Though there is a lack of infrastructure, Sachin says, “We do see a positive change with the kind of initiatives that the government has been taking.”
Currently, the company's immediate next big step is to scale its presence in the Middle East and Europe, starting with the UK.
Expansion to India, Sachin says, would take time, but “whenever we move, we move with the latest standards and technologies. There is a definite positive movement.”
Innovaccer has 1,500 people based out of seven locations spread across India, the US, the UK, and the Middle East.
Earlier this month, the company let go of 90 employees across various departments as a cost-cutting move.
“Given the current economic conditions, we implemented a small workforce reduction to optimise our structure and initiatives. These cuts will help us improve business efficiency and take the right steps toward profitability as we continue our rapid growth. The overall percentage of this reduction was less than 8%,” said Abhinav Shashank, Co-founder and CEO of Innovaccer in a statement.
The company has been part of the ‘Swasth Alliance’ initiative by the Indian government, which is inclined towards platform building; and enables insurance providers and health systems to communicate more seamlessly.
Innovaccer says its solutions have been implemented in more than 1,600 care settings. It has unified patient records for more than 39 million people and helped over 96,000 caregivers work more collaboratively and save $1 billion in cumulative cost savings.
The company claims it is currently growing at 100% year on year, and is confident of continuing the trend in the coming years. To achieve this growth, it is investing significantly in R&D and go-to-market teams globally.

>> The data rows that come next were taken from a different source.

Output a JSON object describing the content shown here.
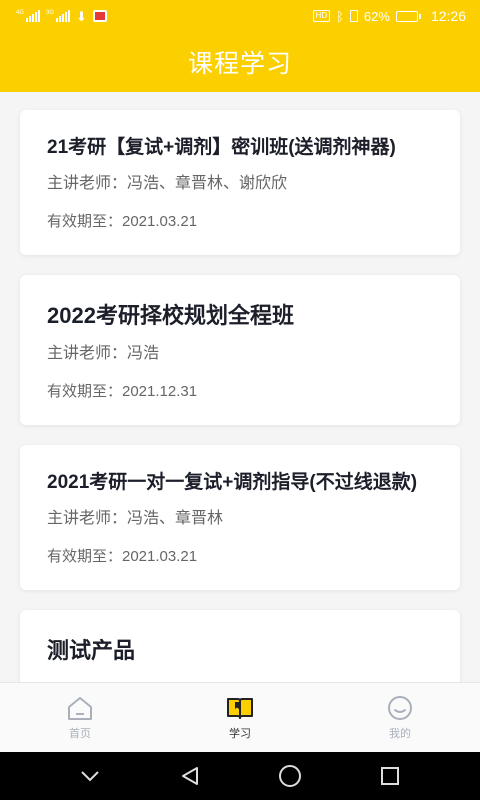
{
  "status_bar": {
    "signal1_label": "4G",
    "signal2_label": "3G",
    "hd_label": "HD",
    "battery_percent_text": "62%",
    "battery_level": 0.62,
    "time": "12:26"
  },
  "header": {
    "title": "课程学习"
  },
  "courses": [
    {
      "title": "21考研【复试+调剂】密训班(送调剂神器)",
      "teacher": "主讲老师：冯浩、章晋林、谢欣欣",
      "expiry": "有效期至：2021.03.21"
    },
    {
      "title": "2022考研择校规划全程班",
      "teacher": "主讲老师：冯浩",
      "expiry": "有效期至：2021.12.31"
    },
    {
      "title": "2021考研一对一复试+调剂指导(不过线退款)",
      "teacher": "主讲老师：冯浩、章晋林",
      "expiry": "有效期至：2021.03.21"
    },
    {
      "title": "测试产品",
      "teacher": "",
      "expiry": ""
    }
  ],
  "tabs": [
    {
      "label": "首页",
      "icon": "home-icon",
      "active": false
    },
    {
      "label": "学习",
      "icon": "book-icon",
      "active": true
    },
    {
      "label": "我的",
      "icon": "smile-icon",
      "active": false
    }
  ],
  "colors": {
    "brand": "#fcd000",
    "title_text": "#1c1f2a",
    "muted_text": "#666666",
    "tab_inactive": "#aab0bb"
  },
  "nav_icons": [
    "chevron-down-icon",
    "back-triangle-icon",
    "home-circle-icon",
    "recents-square-icon"
  ]
}
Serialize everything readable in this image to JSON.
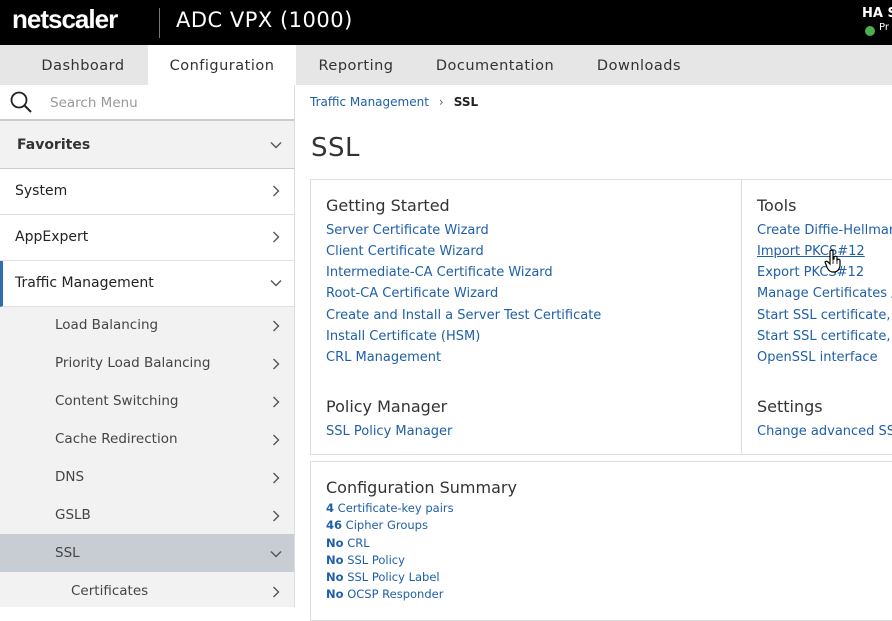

“We have crossed into a digital transformation landscape, and the space now needs to develop scalable technologies and solutions that truly address the unique needs of all stakeholders and take a collaborative approach,” Sachin adds.
The company intends to release a new portfolio of Innovation Accelerators that will help healthcare organisations tackle the most common and high-impact use cases in a fraction of the time associated with traditional methods and technologies.